As is well known, the above-described components of the constant velocity universal joint are usually disposed within a protective enclosure to prevent dirt, water, and other contaminants from interfering with the operation thereof. Typically, this protective enclosure has been embodied as a boot formed from a flexible material, such as rubber or other elastomeric material. The flexible material accommodates articulation or relative angular movement between the shafts connected to the inner and outer races of the joint, while maintaining a seal therebetween. Flexible boots of this general type are well known in the art for performing this function and have been found to perform satisfactorily in a variety of constant velocity universal joint structures at a reasonable cost for many years.

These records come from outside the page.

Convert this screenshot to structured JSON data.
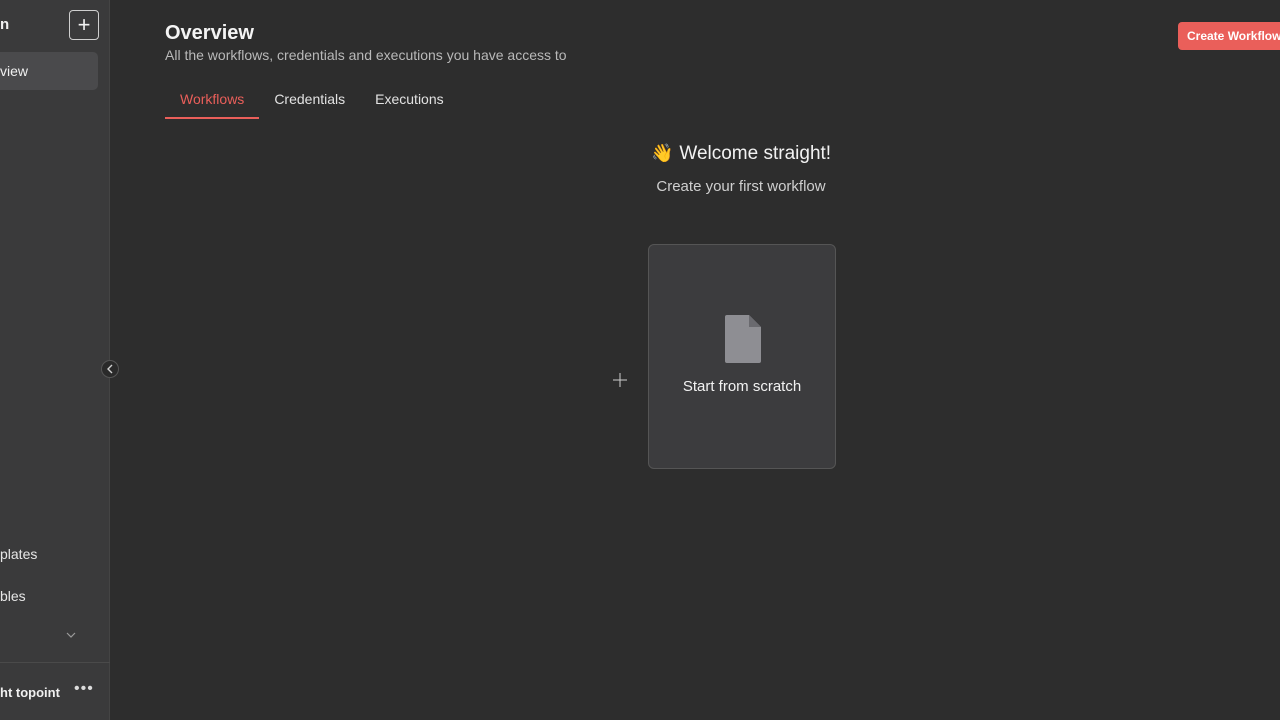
{
  "sidebar": {
    "logo_text": "n",
    "add_label": "+",
    "items": [
      {
        "label": "view"
      },
      {
        "label": "plates"
      },
      {
        "label": "bles"
      }
    ],
    "user_name": "ht topoint",
    "more_label": "•••"
  },
  "header": {
    "title": "Overview",
    "subtitle": "All the workflows, credentials and executions you have access to",
    "create_button": "Create Workflow"
  },
  "tabs": [
    {
      "label": "Workflows",
      "active": true
    },
    {
      "label": "Credentials",
      "active": false
    },
    {
      "label": "Executions",
      "active": false
    }
  ],
  "welcome": {
    "emoji": "👋",
    "title": "Welcome straight!",
    "subtitle": "Create your first workflow"
  },
  "card": {
    "label": "Start from scratch",
    "icon": "file-icon"
  },
  "colors": {
    "accent": "#ea5f5a",
    "background": "#2d2d2d",
    "sidebar": "#3a3a3b"
  }
}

However, several drawbacks have been noted with respect to the use of conventional flexible boots in constant velocity universal joints. For example, flexible boots are relatively soft and, therefore, subject to puncture when impacted by stones or other objects encountered during operation of the vehicle. Flexible boots are also subject to degradation resulting from repeated flexing and exposure to chemicals and the elements during use. Also, flexible boots having a conventional convoluted configuration generally require a relatively large volume of lubricant to properly lubricate the constant velocity universal joint contained therein. All of these factors tend to limit the useful lifespan of the flexible boot. Thus, it would be desirable to provide a constant velocity universal joint having an improved sealing structure that avoids the use of a conventional flexible boot.

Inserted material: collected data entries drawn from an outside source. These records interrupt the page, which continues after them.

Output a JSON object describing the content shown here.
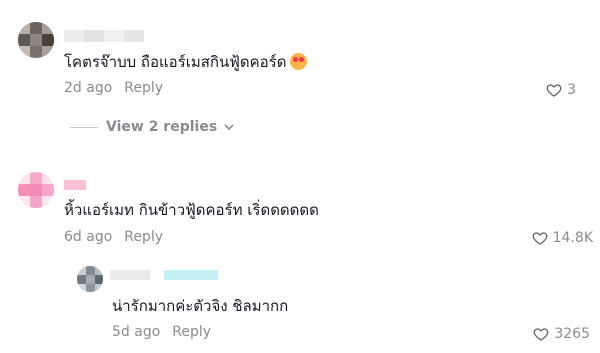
{
  "comments": [
    {
      "text": "โคตรจ๊าบบ ถือแอร์เมสกินฟู้ดคอร์ด",
      "emoji": "smiling-face-with-hearts",
      "time": "2d ago",
      "reply_label": "Reply",
      "likes": "3",
      "view_replies": "View 2 replies"
    },
    {
      "text": "หิ้วแอร์เมท กินข้าวฟู้ดคอร์ท เริ่ดดดดดด",
      "time": "6d ago",
      "reply_label": "Reply",
      "likes": "14.8K"
    }
  ],
  "replies": [
    {
      "text": "น่ารักมากค่ะตัวจิง ชิลมากก",
      "time": "5d ago",
      "reply_label": "Reply",
      "likes": "3265"
    }
  ],
  "icons": {
    "like": "heart-outline-icon",
    "expand": "chevron-down-icon"
  }
}
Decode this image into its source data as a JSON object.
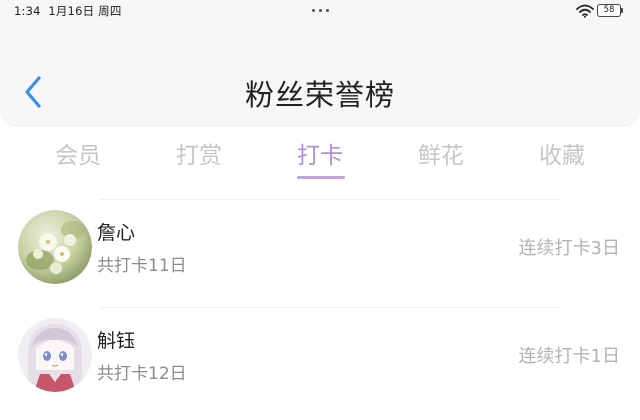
{
  "status_bar": {
    "time": "1:34",
    "date": "1月16日 周四",
    "battery": "58"
  },
  "header": {
    "title": "粉丝荣誉榜",
    "back_icon": "chevron-left-icon",
    "accent_color": "#3d8ee8"
  },
  "tabs": [
    {
      "label": "会员",
      "active": false
    },
    {
      "label": "打赏",
      "active": false
    },
    {
      "label": "打卡",
      "active": true
    },
    {
      "label": "鲜花",
      "active": false
    },
    {
      "label": "收藏",
      "active": false
    }
  ],
  "active_tab_color": "#b28fd3",
  "members": [
    {
      "name": "詹心",
      "total": "共打卡11日",
      "streak": "连续打卡3日"
    },
    {
      "name": "斛钰",
      "total": "共打卡12日",
      "streak": "连续打卡1日"
    }
  ]
}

This invention relates to a constant velocity type of universal joint having an improved sealing structure that avoids the use of a flexible boot. The constant velocity joint includes a hollow outer joint member, an inner joint member disposed within the outer joint member, and a plurality of ball bearings extending into associated grooves formed in the inner and outer joint members to provide a rotational driving connection therebetween. A sealing assembly is provided for protectively enclosing the components of the joint. The sealing assembly includes an outer sealing member that is sealingly connected to the outer joint member. An outer surface of an inner sealing member is slidably and sealingly engaged with an inner surface of the outer sealing member. An annular flange provided on the inner sealing member slidably and sealingly engages an outer surface of an annular element. An inner surface of the annular element slidably and sealingly engages a shaft connected to the inner joint member. The outer sealing member, the inner sealing member, and the annular element cooperate to form a protective enclosure for the various components of the joint. A biasing element can be provided to positively urge the inner sealing element into sealing engagement with the outer sealing element. The protective enclosure is effective to prevent dirt, water, and other contaminants from contacting the various components of the joint, and to retain lubricant therein for such components.